About: This Web Site

I decided to start a web site/blog specifically connected to the book for two reasons. First, the reality is authors of small and academic books like this one have to be willing and able to do their own marketing efforts via things like this, Facebook, Twitter, etc. And really, I think that’s true for all but the most major of major books published nowadays.

Second and more important, the speed of changes and developments in MOOCs, OPMs, and online pedagogy radically outpace the speed of academic publishing. This is not the first time I’ve experienced this. The book of essays I co-edited, Invasion of the MOOCs, came out in 2014, just after the “MOOC Moment” was about over. Our intention to capture the zeitgeist of the moment of MOOCs just missed it by a couple of months and it became more of a “recent history.”

In hindsight, the time it has taken me to research, write, and revise More Than A Moment has turned out to be a good thing. The working title of this book was MOOCs in Context because my central argument is MOOCs were not a completely new/unprecedented/from-out-of-nowhere innovation in distance education. Rather, MOOCs were (and still are) part of the “context” of distance education in the U.S. in terms of the history of previous innovations, the student experience, and the faculty experience. A lot of my initial research and blogging about MOOCs began in 2012 during the height of the so-called “year of the MOOC.” But the idea MOOCs would upend everything as we know it in Higher Education pretty much ended by 2015, and by 2017, even senior management at the big for-profit providers said “MOOCs were dead.” So in a way, the “story” I tell in this book about the context of MOOCs conveniently has a beginning and an end.

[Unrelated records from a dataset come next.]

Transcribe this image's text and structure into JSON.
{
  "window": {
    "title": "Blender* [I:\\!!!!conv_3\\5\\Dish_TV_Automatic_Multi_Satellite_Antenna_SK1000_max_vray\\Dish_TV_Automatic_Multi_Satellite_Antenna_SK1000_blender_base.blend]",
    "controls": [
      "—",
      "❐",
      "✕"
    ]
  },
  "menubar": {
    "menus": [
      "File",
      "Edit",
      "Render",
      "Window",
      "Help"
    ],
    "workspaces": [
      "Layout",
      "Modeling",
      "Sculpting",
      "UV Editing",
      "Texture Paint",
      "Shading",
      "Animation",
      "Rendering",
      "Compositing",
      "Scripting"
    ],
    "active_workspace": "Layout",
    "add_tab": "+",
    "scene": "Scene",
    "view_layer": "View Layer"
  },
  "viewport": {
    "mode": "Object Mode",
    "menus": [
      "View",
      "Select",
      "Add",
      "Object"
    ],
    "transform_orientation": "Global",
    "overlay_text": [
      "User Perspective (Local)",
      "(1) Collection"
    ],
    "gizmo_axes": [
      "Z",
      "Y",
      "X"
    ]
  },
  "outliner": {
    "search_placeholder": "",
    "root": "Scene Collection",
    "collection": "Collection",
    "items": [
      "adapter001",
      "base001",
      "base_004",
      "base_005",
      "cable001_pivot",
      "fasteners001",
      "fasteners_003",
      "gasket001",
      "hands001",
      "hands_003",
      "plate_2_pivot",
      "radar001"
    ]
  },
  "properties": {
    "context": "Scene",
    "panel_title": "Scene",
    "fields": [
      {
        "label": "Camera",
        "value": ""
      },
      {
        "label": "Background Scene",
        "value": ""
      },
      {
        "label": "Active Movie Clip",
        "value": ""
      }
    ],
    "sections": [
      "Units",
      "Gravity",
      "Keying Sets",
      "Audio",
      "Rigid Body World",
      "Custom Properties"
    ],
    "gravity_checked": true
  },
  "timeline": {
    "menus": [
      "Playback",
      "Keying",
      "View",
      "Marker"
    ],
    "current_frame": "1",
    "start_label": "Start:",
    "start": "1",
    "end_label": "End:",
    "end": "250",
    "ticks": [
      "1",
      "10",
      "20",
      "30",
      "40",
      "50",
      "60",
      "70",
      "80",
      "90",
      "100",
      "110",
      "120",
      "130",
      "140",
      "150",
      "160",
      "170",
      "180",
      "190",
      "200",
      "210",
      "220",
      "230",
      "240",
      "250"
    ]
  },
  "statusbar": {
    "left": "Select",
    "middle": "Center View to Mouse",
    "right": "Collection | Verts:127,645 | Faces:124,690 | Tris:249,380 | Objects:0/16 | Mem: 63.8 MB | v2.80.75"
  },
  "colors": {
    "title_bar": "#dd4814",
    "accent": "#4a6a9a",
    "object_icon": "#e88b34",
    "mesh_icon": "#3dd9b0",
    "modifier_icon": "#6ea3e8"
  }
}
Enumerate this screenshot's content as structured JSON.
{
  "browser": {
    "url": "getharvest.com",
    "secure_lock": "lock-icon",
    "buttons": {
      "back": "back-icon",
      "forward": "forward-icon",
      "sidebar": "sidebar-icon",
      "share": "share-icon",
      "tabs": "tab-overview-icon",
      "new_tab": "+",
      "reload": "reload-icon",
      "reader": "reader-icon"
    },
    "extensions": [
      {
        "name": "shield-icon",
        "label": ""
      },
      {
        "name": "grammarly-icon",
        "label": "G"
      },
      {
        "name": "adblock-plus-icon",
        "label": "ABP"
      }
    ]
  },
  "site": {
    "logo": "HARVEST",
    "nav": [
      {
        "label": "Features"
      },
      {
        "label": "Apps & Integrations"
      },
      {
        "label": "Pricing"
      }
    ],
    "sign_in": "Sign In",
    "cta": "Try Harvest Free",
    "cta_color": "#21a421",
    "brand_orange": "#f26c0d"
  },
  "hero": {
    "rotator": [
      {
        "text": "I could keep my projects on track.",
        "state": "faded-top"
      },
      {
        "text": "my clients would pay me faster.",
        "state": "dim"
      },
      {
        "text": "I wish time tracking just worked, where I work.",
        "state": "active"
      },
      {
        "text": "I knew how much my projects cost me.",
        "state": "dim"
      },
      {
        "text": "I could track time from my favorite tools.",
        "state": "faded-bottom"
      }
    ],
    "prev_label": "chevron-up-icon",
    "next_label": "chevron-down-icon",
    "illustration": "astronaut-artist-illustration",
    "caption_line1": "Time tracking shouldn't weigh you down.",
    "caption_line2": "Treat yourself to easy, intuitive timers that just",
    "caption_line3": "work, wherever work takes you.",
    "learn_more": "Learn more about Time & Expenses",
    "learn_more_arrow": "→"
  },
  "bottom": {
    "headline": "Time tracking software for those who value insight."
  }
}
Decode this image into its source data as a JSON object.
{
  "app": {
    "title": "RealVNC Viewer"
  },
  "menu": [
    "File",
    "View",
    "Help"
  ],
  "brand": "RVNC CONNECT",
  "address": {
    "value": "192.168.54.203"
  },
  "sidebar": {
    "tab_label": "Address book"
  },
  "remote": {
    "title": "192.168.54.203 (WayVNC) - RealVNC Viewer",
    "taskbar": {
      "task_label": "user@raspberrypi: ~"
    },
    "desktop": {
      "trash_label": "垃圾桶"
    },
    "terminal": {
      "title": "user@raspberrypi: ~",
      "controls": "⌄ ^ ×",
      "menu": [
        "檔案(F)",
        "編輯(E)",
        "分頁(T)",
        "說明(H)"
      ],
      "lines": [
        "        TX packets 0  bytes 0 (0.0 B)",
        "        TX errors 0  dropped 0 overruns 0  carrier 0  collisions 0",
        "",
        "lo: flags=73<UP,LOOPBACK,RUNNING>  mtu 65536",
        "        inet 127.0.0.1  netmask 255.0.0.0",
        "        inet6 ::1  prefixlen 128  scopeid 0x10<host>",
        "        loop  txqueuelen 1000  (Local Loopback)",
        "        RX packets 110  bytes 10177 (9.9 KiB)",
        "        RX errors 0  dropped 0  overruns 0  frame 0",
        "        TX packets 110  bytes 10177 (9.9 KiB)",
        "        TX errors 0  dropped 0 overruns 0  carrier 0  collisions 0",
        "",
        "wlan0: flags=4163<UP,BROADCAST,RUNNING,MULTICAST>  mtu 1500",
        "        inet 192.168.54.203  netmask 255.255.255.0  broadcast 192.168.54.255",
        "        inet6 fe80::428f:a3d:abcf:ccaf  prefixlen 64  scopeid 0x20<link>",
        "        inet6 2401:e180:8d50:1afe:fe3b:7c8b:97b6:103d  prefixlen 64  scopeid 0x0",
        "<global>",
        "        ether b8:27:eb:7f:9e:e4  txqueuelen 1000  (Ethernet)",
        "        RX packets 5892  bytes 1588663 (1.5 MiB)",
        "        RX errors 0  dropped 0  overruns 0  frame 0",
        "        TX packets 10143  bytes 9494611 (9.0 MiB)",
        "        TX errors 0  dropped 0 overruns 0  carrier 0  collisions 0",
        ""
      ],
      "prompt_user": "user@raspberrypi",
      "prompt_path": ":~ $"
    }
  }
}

But as the new title More than a Moment hopefully suggests, there’s more to this story because while MOOCs are no longer the “disruptive threat” promised us by educational entrepreneurs and media pundits, their influence continues. A few simple examples: I end the book with a discussion about how MOOCs have thrived outside of the realm of higher ed (there are more people registered for MOOCs right now than are registered for more traditional community college/proprietary school/college/university courses right now), how MOOC providers have pivoted toward training programs, the rise of online graduate studies, and about the role of Online Program Management (OPMs) firms. So the “moment” ain’t over yet.

The problem is I finished the manuscript for the book in early October 2018 and the book isn’t going to come out for another eight or nine months. And, of course, print is fixed for better or worse.

So my goal here is to promote and to update. I’ll share more information about the book and the process as the publication date nears (and I am sure I will update the look of this web site to better reflect what the book actually looks like once I know that!), and I will share/comment on some news about MOOCs, Online Education, OPMs, and other stuff related to this project as I come across it.